Election Bribe At Universities' Expense

Published: Fri 18 Jul 2008 02:44 PM
Election Bribe At Universities' Expense
The universal student allowance being contemplated by the Government would amount to "an unjustified election bribe", the Vice-Chancellor of The University of Auckland, Professor Stuart McCutcheon, said today.
He was commenting on speculation that such an allowance might be introduced at a cost of $728 million over four years.
"Given that there is only a certain amount of money to be spent on tertiary education, this would further impoverish universities at a time when Government support of students is already the most generous of any western country. At the same time Government continues to constrain university incomes by funding them at a level far below their rising costs and by capping tuition fee increases."
The low level of investment in New Zealand universities would inevitably harm the quality of the education they offer, said Professor McCutcheon.
"Our universities will lose ground to those in Asia and in other countries where there has been massive investment in the tertiary sector, leading them to drop in world rankings. Already the academic salaries we can afford to pay staff are so inferior internationally - 40 percent below Australia - that we will continue to lose talented Kiwis as well as finding it hard to recruit staff from overseas."
Moreover, bright New Zealand students would be increasingly attracted to amply-funded Australian and Asian universities which were already wooing them with low fees and generous scholarships. "The University of Melbourne, for example, has double the amount per student to spend on teaching and research compared with The University of Auckland.

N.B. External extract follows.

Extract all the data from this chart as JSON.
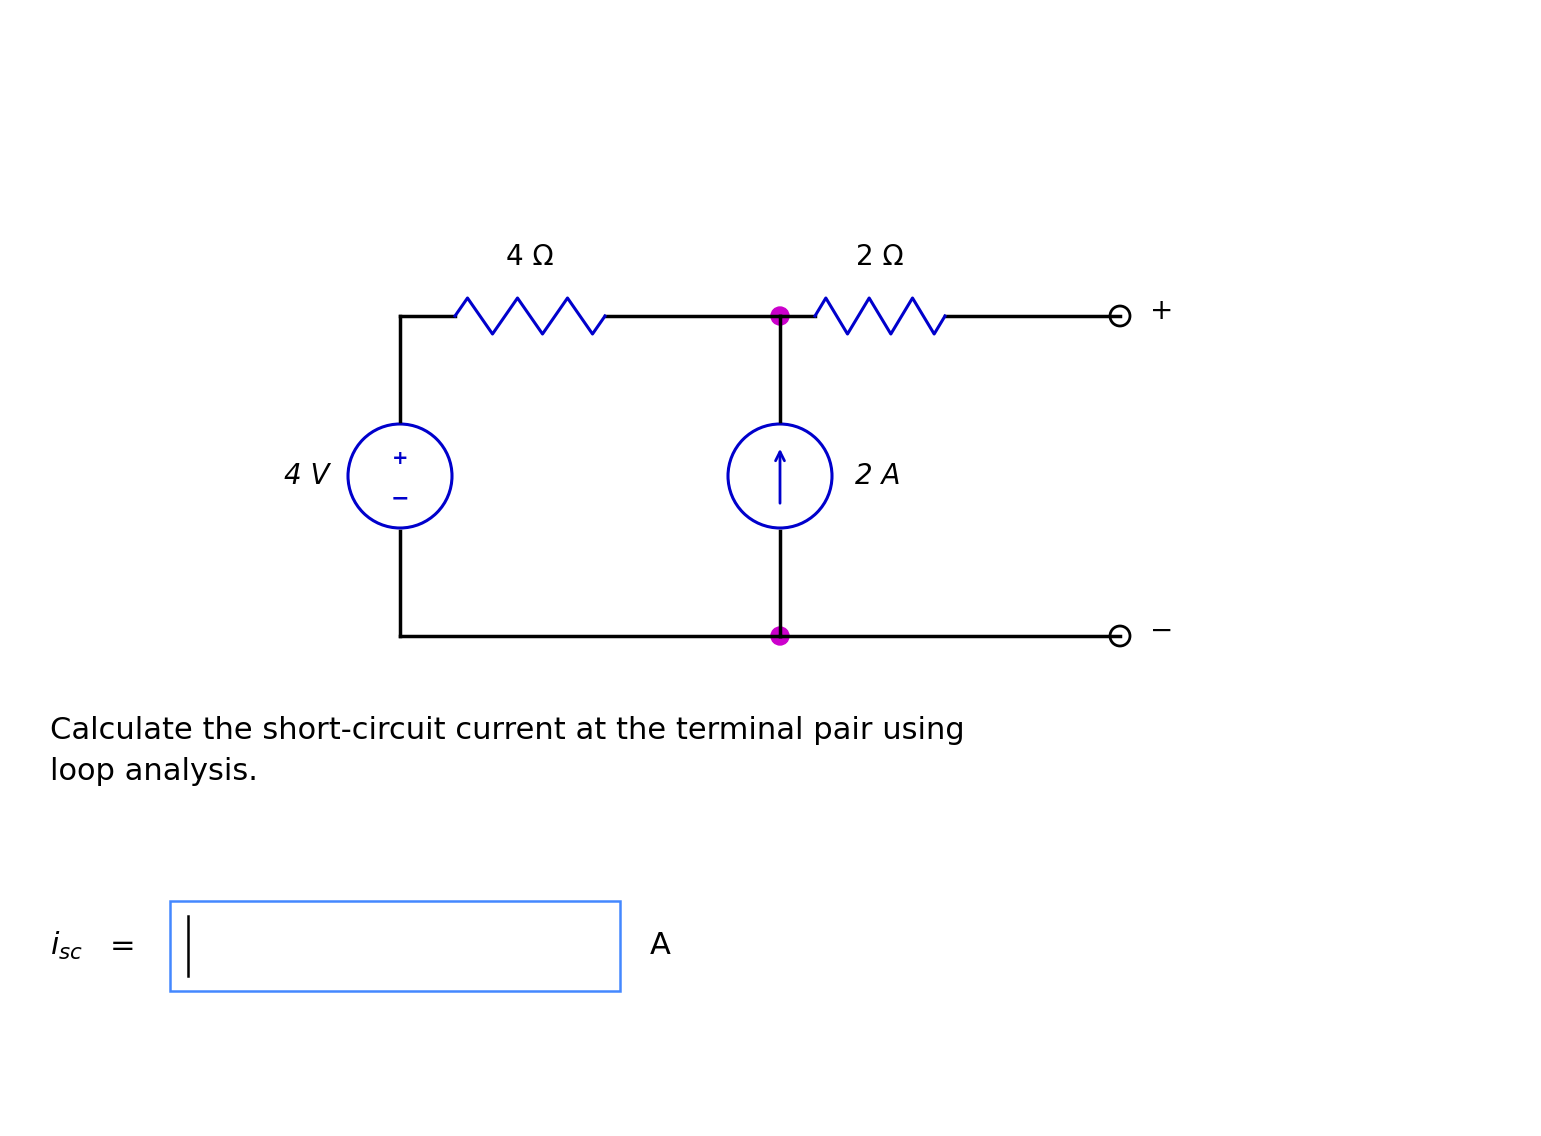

"Pouring money into student allowances simply to catch votes will deny New Zealanders the world-class university system which the country needs as universities' infrastructures are neglected.
"The government has put some funding into universities to help with salary costs but the amounts involved - typically $20 million a year - are trivial compared with the $182 million that the universal student allowance would cost annually. And it does not address the investment needed to bring facilities up to international standards - something in the order of $5 billion across the university sector."
The cost of such politically-driven expediency was incalculable, said Professor McCutcheon, not simply to the students but to New Zealand's economic and social development which university research underpins.
"There is no logic in providing students with cheap access to a university system that is declining in quality. I call on all political parties to join a sustained and rational debate on the policies needed to develop a quality tertiary sector."